My son, who is now ten, was a perfect baby and he’s a perfect kid now, but when he was a toddler I seriously considered changing my identity and running away. A few things he did:
Our old house had a wall heater in the living room. Jeremy couldn’t resist the temptation to pee into it, filling our house with noxious clouds of steam. Our home always smelled like scalded urine. We could not get him to stop.
We were at some fancy car showroom, talking to a salesman friend, and Jeremy wanted to play inside the most expensive car. I thought this was a bad idea, but the salesman insisted it would be all right. Within a minute or two, Jeremy had chewed off a chunk of the car’s leather upholstery.
He ruined our CD player, his grandma’s CD player, and 2 VCR’s by inserting pennies, crackers, and other items into the slots.
He dumped a large bowl of macaroni into the bathroom sink and tried to wash it down with a pitcher of cherry Kool-Aid, causing permanent pink stains on the new paint and wallpaper.
He got hold of my prenatal iron pills and ate them all, necessitating an expensive and traumatic day in the ER.
He dumped nine dollars worth of cheese slices onto the gas heater to watch them burn.
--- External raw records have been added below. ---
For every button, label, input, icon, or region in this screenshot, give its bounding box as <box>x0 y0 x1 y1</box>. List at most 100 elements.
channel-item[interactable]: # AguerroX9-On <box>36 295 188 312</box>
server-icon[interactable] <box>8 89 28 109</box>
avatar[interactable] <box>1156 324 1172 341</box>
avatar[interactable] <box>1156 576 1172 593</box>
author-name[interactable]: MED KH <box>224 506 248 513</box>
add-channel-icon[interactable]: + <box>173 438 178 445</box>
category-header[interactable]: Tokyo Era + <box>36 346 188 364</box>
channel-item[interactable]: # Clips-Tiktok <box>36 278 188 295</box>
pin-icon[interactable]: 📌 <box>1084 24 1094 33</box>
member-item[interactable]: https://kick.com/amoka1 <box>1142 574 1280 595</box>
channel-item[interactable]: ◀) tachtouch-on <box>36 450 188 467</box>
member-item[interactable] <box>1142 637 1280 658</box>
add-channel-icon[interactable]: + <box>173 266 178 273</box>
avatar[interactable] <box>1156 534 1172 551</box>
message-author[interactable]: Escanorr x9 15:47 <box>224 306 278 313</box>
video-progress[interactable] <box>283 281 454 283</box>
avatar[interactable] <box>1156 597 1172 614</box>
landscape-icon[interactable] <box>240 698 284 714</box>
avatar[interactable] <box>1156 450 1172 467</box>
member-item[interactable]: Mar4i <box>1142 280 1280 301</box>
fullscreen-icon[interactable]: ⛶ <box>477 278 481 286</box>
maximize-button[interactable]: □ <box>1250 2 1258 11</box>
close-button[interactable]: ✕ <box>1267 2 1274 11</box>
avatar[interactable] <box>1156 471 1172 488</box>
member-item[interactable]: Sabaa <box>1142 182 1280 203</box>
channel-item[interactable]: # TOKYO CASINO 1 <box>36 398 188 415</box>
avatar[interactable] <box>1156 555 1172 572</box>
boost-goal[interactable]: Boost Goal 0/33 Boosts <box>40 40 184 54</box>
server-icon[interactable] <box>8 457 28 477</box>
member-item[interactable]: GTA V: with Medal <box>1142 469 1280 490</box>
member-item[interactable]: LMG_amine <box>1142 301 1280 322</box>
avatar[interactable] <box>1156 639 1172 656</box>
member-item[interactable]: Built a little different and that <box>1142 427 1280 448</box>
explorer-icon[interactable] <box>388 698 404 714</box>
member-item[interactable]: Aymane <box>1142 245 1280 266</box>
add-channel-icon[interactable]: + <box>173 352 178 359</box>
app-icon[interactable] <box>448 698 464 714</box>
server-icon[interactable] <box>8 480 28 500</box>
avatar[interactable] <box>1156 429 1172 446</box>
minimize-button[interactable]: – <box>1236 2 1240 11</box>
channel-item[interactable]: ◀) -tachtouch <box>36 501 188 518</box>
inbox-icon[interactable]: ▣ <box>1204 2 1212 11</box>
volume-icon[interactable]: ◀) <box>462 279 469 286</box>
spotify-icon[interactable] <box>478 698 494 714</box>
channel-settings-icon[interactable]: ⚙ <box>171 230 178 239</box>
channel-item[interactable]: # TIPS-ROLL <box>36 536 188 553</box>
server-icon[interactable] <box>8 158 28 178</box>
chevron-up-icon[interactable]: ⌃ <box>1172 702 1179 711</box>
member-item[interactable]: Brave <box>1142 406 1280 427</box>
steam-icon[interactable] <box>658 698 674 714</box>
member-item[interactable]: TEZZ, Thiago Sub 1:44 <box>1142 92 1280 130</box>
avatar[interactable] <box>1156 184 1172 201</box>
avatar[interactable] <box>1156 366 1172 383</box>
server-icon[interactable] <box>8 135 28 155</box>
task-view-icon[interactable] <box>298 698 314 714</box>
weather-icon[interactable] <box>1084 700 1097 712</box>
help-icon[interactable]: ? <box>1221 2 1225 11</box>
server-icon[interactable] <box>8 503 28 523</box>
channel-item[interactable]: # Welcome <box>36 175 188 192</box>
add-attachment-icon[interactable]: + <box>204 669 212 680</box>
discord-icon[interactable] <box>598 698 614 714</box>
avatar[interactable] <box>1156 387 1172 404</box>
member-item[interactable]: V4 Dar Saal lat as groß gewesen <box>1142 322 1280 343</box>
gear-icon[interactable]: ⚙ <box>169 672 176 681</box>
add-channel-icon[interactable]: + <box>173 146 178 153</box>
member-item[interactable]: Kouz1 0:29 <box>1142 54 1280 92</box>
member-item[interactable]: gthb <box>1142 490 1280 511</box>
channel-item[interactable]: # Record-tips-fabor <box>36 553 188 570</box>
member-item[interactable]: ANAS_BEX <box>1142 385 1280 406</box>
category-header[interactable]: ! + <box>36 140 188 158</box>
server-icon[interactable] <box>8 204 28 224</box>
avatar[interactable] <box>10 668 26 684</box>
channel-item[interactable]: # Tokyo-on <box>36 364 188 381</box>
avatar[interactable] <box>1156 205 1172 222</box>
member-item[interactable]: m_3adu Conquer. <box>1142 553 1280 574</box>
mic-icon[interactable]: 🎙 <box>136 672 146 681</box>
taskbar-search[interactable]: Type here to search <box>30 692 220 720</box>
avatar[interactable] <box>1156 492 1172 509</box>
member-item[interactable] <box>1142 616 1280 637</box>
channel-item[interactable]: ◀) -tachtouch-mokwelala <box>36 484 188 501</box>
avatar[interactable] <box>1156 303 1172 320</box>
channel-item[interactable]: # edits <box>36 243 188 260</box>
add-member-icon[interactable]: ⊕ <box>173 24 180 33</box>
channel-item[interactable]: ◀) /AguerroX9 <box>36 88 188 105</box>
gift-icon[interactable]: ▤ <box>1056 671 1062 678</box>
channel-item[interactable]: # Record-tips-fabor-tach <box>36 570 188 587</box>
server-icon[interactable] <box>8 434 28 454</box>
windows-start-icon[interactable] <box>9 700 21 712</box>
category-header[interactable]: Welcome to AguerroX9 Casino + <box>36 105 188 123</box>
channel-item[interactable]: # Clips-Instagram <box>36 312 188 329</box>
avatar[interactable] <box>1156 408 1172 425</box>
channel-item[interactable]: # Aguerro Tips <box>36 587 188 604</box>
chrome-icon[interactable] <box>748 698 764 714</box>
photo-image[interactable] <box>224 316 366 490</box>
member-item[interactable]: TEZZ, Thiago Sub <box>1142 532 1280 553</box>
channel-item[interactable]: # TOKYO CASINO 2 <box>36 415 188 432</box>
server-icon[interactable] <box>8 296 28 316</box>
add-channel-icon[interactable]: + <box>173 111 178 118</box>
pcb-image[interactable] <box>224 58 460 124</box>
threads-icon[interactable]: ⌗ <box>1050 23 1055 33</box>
We told him fire is dangerous.
He blew out the pilot light in the wall heater because fire is dangerous.
He decided in the middle of the night to make a snack. He gathered up all of his favorite foods, all still in the packages and plastic bags: a pound of carrots, two packages of cream cheese, a dozen eggs, bananas, and everything else he could find. He placed them all in the (brand new) oven, turned on the heat to 500 degrees, then lost interest and went back to bed. I was awakened by loud explosions, the sound cans of biscuits make when they blow up. The plastic wrappings were melted to the oven racks.
My other two kids have never done anything approaching the mass destruction wrought by their older brother. After having him, crayon scribbles on the walls don’t faze me at all.